There were two features of KMI buying EP that made this an arbitrage worthy of the name arbitrage. First, KMI was an expensive stock to borrow, which kept the spread artificially wide. Secondly, EP shareholders were getting paid in part in a KMI warrant. These two features had a peculiar interaction that opened up an opportunity which we exploited and it was created by the behavior of our counterparties based on narrow mandates as opposed to anything that the merging companies were doing. Since it wasn’t economic to short KMI against EP, many merger arbitrage funds shorted the when-issued warrant. Because of the when-issued mechanism, shorting this warrant was easy and liquid. But therein lay the opportunity. Because they were doing what came easily instead of what was price-sensitive, this trade crushed the price of the warrants. So, while we were already EP holders, we also bought a significant number of the warrants at a price that was a fraction of the value that any warrant model would assign them. To lay off some of the directional risk of KMI, which we basically liked, we wrote a modest number of calls on the equity. In this case, the deal closed and we captured over $3 of spread beneath the merger consideration. Once the deal closed, the equity settled at a price low enough that our calls expired worthless. The warrants? We paid under a dollar for the warrants based on our average of the warrants that we bought in the when issued market and the warrants that we bought via our EP position. Today they trade for over three times that amount.

In closing, here is a brief thought about when merger arbitrage is and isn’t true arbitrage. If a merger arbitrage fund absolutely feels the need to lay off deal risk through shorting a buyer’s stock and would not otherwise participate, this is probably not true arbitrage, this is instead speculating on time and risk weighted deal outcomes. Only when such hedging is unnecessary, when one is in the rare instance of buying a security at a discount to its value in a deal or without a deal can the name arbitrage properly apply. Popular hedge fund strategies first emerged because conventional active money management was self-defeating. Over time, those popular hedge fund strategies themselves became self-defeating. Such is the way of markets. Now, to find a durable advantage we are left probing the spaces between the narrow mandates and agency problems rife within the hedge fund world itself.

Disclosure: I have no positions in any stocks mentioned, and no plans to initiate any positions within the next 72 hours.
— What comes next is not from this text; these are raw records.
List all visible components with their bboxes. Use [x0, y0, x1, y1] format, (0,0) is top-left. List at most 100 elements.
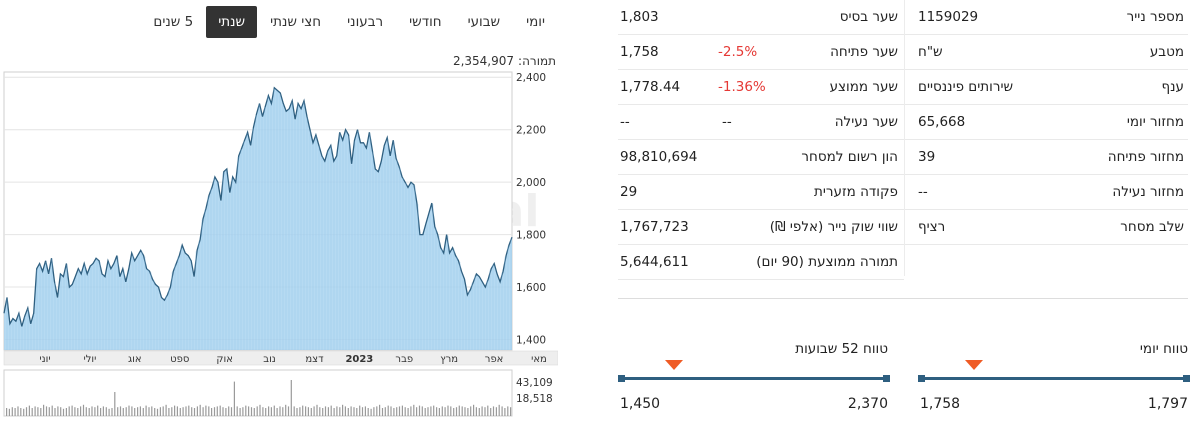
tab-1[interactable]: שבועי — [467, 14, 501, 30]
x-tick-label-9: מרץ — [440, 354, 458, 365]
volume-bar — [424, 408, 426, 416]
volume-bar — [100, 408, 102, 416]
column-divider — [904, 0, 905, 276]
info-value: 65,668 — [918, 114, 966, 130]
volume-bar — [208, 406, 210, 416]
volume-bar — [111, 408, 113, 416]
volume-bar — [148, 407, 150, 416]
volume-tick-label-1: 18,518 — [516, 393, 553, 405]
volume-bar — [119, 406, 122, 416]
turnover-label: תמורה: — [518, 54, 556, 68]
section-divider — [618, 298, 1188, 299]
tab-6[interactable]: 5 שנים — [153, 14, 194, 30]
range-end-right — [883, 375, 890, 382]
volume-bar — [333, 408, 335, 416]
price-area — [3, 86, 513, 350]
range-bar — [920, 377, 1188, 380]
volume-bar — [259, 404, 261, 416]
range-low: 1,758 — [920, 396, 961, 412]
volume-bar — [182, 407, 184, 416]
volume-bar — [302, 405, 304, 416]
volume-bar — [390, 406, 392, 416]
x-tick-label-0: יוני — [39, 354, 50, 365]
volume-bar — [507, 406, 509, 416]
volume-bar — [418, 405, 421, 416]
y-tick-label-1: 2,200 — [516, 125, 546, 137]
y-axis: 2,400 2,200 2,000 1,800 1,600 1,400 — [516, 72, 546, 346]
info-row-left-7: תמורה ממוצעת (90 יום) 5,644,611 — [618, 245, 904, 280]
volume-bar — [20, 408, 22, 416]
volume-bar — [62, 408, 65, 416]
volume-bar — [171, 407, 173, 416]
volume-bar — [339, 407, 341, 416]
x-tick-label-6: דצמ — [305, 354, 324, 365]
volume-bar — [453, 408, 455, 416]
volume-bar — [239, 408, 241, 416]
volume-bar — [245, 405, 247, 416]
info-row-right-0: מספר נייר 1159029 — [904, 0, 1188, 35]
volume-bar — [97, 405, 99, 416]
volume-bar — [51, 405, 53, 416]
volume-bar — [216, 406, 218, 416]
volume-bar — [17, 406, 19, 416]
volume-bar — [282, 407, 284, 416]
volume-bar — [236, 406, 238, 416]
volume-bar — [450, 406, 452, 416]
volume-bar — [299, 407, 301, 416]
info-label: מטבע — [1149, 44, 1184, 60]
volume-bar — [347, 408, 349, 416]
volume-bar — [94, 407, 96, 416]
info-row-right-2: ענף שירותים פיננסיים — [904, 70, 1188, 105]
info-value: 5,644,611 — [620, 254, 689, 270]
volume-bar — [228, 406, 230, 416]
volume-bar — [168, 408, 170, 416]
info-row-right-1: מטבע ש"ח — [904, 35, 1188, 70]
volume-bar — [455, 407, 458, 416]
volume-bar — [387, 405, 389, 416]
info-change: -- — [722, 114, 732, 130]
info-value: ש"ח — [918, 44, 943, 60]
volume-bar — [82, 404, 85, 416]
range-end-left — [618, 375, 625, 382]
volume-bar — [156, 408, 159, 416]
volume-bar — [461, 406, 463, 416]
volume-bar — [416, 407, 418, 416]
volume-bar — [28, 405, 30, 416]
info-label: שער נעילה — [834, 114, 898, 130]
volume-bar — [80, 406, 82, 416]
volume-bar — [25, 407, 28, 416]
volume-bar — [131, 406, 133, 416]
volume-tick-label-0: 43,109 — [516, 377, 553, 389]
volume-bar — [350, 406, 352, 416]
volume-bar — [290, 380, 292, 416]
range-high: 2,370 — [847, 396, 888, 412]
x-tick-label-5: נוב — [263, 354, 276, 365]
range-title: טווח יומי — [1139, 341, 1188, 357]
info-value: -- — [620, 114, 630, 130]
price-chart[interactable]: BizportalBizportal 2,4002,2002,0001,8001… — [0, 66, 558, 422]
volume-bar — [262, 407, 264, 416]
volume-bar — [265, 408, 267, 416]
tab-4[interactable]: חצי שנתי — [270, 14, 322, 30]
x-tick-label-3: ספט — [170, 354, 189, 365]
tab-5[interactable]: שנתי — [206, 6, 258, 38]
volume-bar — [23, 408, 25, 416]
volume-bar — [122, 408, 124, 416]
info-value: 29 — [620, 184, 638, 200]
volume-bar — [433, 405, 435, 416]
volume-bar — [230, 407, 233, 416]
volume-bar — [68, 406, 70, 416]
volume-bar — [430, 406, 432, 416]
volume-bar — [193, 408, 196, 416]
volume-bar — [205, 405, 207, 416]
volume-bar — [310, 408, 312, 416]
period-tabs: יומי שבועי חודשי רבעוני חצי שנתי שנתי 5 שנים — [66, 6, 558, 38]
volume-bar — [134, 408, 136, 416]
x-axis-band — [3, 350, 558, 366]
tab-2[interactable]: חודשי — [409, 14, 442, 30]
tab-0[interactable]: יומי — [526, 14, 545, 30]
volume-bar — [8, 408, 10, 416]
volume-bar — [492, 406, 495, 416]
y-tick-label-5: 1,400 — [516, 335, 546, 347]
tab-3[interactable]: רבעוני — [347, 14, 384, 30]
Additional disclosure: Chris DeMuth Jr is a portfolio manager at Rangeley Capital, a partnership that invests with a margin of safety by buying securities at deep discounts to their intrinsic value and unlocking that value through corporate events. In order to maximize total returns for our partners, we reserve the right to make investment decisions regarding any security without further notification except where such notification is required by law.